Looks like Apple has a little egg on it’s face. Just last week the the online digital media outlet was set to sell “Calgary”, the first single from the upcoming record of indie-folk sensation Bon Iver. Instead of issuing just the single, the store made the entire self-titled record available for purchase through the site.
While the album was quickly removed, the damage had already been done and word quickly spread across the various peer-to-peer networks and music message boards. As shown below, a highly- anticipated indie record released in high-quality audio format with no tracking software or copyright protection released into the web is going to move fast.
Now, in the long term, this doesn’t really mean a whole lot. No record goes unreleased forever in this day and age, no matter what steps are taken. Also, this kind of thing happening on iTunes is not totally unheralded since the online store also let The Raconteurs release Consolers of the Lonely slip out a few weeks early back in 2008—the Norwegian arm of the iTunes empire did the same thing with Kelly Clarkson in 2009. This isn’t a black eye but more of a nosebleed for the mega-retailer. Who knows what happened. It could’ve been a simple line of code that unraveled somewhere or an intern could’ve hit the wrong button. Apple hasn’t said anything and neither has Bon Iver’s team, so for now all we have is speculation. Not that the reason why would really change anything.

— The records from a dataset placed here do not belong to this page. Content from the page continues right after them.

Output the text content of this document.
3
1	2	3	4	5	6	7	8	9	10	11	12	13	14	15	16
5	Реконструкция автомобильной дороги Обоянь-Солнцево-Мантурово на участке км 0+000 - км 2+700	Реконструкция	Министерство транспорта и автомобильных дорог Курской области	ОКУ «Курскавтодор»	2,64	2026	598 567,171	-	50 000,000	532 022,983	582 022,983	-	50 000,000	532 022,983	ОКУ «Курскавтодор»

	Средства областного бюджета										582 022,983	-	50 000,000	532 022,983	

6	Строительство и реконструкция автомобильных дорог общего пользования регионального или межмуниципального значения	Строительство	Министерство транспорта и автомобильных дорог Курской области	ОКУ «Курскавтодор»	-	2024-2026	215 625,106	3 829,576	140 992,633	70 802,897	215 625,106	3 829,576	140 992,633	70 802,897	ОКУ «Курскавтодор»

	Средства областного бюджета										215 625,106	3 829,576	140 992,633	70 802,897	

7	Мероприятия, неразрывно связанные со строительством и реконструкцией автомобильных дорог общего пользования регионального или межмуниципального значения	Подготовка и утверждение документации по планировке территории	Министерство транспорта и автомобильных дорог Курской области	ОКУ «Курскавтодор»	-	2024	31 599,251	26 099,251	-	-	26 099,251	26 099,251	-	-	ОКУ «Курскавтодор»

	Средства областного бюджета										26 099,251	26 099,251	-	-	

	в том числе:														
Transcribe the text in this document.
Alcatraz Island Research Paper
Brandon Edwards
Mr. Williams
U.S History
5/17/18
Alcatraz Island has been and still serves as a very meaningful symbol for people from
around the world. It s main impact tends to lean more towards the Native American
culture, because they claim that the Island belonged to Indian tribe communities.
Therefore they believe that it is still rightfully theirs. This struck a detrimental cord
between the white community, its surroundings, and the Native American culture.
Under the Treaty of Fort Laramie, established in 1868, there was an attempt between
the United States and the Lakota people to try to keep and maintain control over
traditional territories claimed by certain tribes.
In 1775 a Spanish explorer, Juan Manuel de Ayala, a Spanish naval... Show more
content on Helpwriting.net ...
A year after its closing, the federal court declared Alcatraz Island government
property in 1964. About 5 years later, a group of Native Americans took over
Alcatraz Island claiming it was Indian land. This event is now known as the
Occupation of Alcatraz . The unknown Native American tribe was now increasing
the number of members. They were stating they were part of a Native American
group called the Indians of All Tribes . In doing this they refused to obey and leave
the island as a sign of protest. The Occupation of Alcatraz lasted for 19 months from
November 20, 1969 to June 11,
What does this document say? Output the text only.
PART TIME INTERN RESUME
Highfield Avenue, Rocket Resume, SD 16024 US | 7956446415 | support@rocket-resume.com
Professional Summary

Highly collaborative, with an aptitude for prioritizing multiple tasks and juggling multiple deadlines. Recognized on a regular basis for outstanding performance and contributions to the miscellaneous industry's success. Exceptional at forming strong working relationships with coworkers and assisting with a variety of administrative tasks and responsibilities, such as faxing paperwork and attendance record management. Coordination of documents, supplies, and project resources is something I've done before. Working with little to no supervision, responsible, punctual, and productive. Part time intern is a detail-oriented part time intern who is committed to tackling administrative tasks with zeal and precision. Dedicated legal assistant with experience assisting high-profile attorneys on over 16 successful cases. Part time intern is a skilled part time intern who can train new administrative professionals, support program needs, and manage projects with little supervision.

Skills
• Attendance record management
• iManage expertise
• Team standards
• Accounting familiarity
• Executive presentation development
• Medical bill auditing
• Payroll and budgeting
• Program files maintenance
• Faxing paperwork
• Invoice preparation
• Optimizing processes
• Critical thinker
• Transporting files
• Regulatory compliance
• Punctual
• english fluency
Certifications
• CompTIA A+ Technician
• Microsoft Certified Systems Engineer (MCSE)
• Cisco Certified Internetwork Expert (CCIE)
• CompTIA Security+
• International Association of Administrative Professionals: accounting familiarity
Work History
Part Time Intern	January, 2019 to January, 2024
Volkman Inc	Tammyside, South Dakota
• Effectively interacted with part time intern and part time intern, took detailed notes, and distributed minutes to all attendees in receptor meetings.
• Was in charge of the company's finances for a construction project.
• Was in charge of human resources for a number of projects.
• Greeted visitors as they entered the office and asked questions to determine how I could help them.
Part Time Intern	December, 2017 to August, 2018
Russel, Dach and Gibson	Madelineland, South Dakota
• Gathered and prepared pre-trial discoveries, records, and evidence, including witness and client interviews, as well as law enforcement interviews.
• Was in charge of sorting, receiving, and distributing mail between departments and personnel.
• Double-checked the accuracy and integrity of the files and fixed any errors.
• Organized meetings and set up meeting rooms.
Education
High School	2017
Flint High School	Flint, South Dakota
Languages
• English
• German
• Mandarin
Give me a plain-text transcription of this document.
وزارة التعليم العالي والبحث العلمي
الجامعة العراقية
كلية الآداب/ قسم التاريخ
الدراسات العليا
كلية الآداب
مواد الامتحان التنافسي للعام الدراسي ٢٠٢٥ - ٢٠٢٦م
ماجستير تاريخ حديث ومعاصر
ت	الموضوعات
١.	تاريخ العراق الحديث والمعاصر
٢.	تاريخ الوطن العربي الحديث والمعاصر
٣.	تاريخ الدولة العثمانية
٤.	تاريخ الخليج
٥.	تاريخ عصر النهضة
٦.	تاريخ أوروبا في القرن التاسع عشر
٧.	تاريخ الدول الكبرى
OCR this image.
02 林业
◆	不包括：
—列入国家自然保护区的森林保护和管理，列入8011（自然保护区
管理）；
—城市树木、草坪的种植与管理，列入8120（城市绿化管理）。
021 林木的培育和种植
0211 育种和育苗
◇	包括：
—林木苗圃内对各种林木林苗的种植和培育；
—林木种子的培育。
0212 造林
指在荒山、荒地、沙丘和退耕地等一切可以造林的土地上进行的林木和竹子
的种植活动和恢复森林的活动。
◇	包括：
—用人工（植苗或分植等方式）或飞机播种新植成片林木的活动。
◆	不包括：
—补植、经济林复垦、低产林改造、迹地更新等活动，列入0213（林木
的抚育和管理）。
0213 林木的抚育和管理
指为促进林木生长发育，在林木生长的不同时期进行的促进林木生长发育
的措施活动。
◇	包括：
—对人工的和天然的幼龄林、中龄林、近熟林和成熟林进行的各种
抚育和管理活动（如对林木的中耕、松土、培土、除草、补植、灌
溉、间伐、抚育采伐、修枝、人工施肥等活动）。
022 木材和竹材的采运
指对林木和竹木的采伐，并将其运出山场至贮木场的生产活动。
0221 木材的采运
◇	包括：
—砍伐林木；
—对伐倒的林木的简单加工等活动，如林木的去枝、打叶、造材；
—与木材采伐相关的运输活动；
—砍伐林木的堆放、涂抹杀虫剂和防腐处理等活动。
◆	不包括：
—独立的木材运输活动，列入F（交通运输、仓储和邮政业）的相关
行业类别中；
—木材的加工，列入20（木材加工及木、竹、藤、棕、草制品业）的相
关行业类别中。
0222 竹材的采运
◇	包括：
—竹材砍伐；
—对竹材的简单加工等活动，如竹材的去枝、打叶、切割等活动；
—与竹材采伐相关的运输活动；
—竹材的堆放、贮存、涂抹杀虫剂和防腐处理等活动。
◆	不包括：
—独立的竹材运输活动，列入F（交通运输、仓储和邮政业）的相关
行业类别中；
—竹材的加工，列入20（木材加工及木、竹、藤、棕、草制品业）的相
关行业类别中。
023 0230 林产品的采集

It’s a cliché to note that the Internet has changed a lot about how music is distributed and shared. In fact, noting that statement is a cliché in and of itself. This isn’t the first time that there have been high profile leaks from unlikely sources but it’s a bit surprising to consider a giant, professional player like Apple messing up in this fashion. Most of the more memorable leaks came from the transition period, before people really realized the power of the Internet. Jay-Z almost experienced the perils of something like this back in 2008 prior to the release of The Blueprint 3. While that album leaked like any other, Jay-Z’s story has an interesting spin to it. Just before buying the rights to the record from Def Jam, in order to distribute the album through his own Roc-a-Fella imprint, Hova misplaced an iPod containing all of the tracks to his recently-recorded album. As Jay-Z relates in a conversation with Warren Buffett: “…I had to walk into the office the next day and buy an album that might leak the next day. So every day I would wake up and check all the Internet places, for like three months.” Dropping $5 million on an album one day that might leak the next? Ballsy, Jay-Z, ballsy.
Jay-Z’s not the only one to sweat over a hugely-anticipated album leak, not by a long shot. Back in 2004, Interscope found itself at a crossroads as rapper Eminem‘s Encore, perhaps the most hyped album of the rapper’s career at the time, was leaked to the Internet. In a bold move, Interscope bumped the record’s release date up from Tuesday, November 16th to Friday, November 12th. The gambit paid off—the record sold over 700,000 + units in its first week of release, eventually going seven times platinum in the US.
There were album leaks even before the Internet, believe it or not. Bob Dylan, Bruce Springsteen and U2 have all had bootlegs of unreleased material floating around throughout their careers. Their stories—along with the industry anecdotal tales from the past decade (Wilco‘s label debacle and album stream, Gnarls Barkley‘s leak hype and subsequent chart dominance)—all seem to paint a similar picture. While the musical landscape we live in today is ever changing, the one thing that hasn’t changed is the proper response to leaks. What’s the best thing to do when your record leaks? Just release it and take the high road? If an artist doesn’t play the blame game or remain bitter about the loss of their material, then they can still expect to make some money off the record when it really comes out. And with Bon Iver staying mum about the whole episode, the only thing he could really do to benefit himself at this point is to maybe move up the release.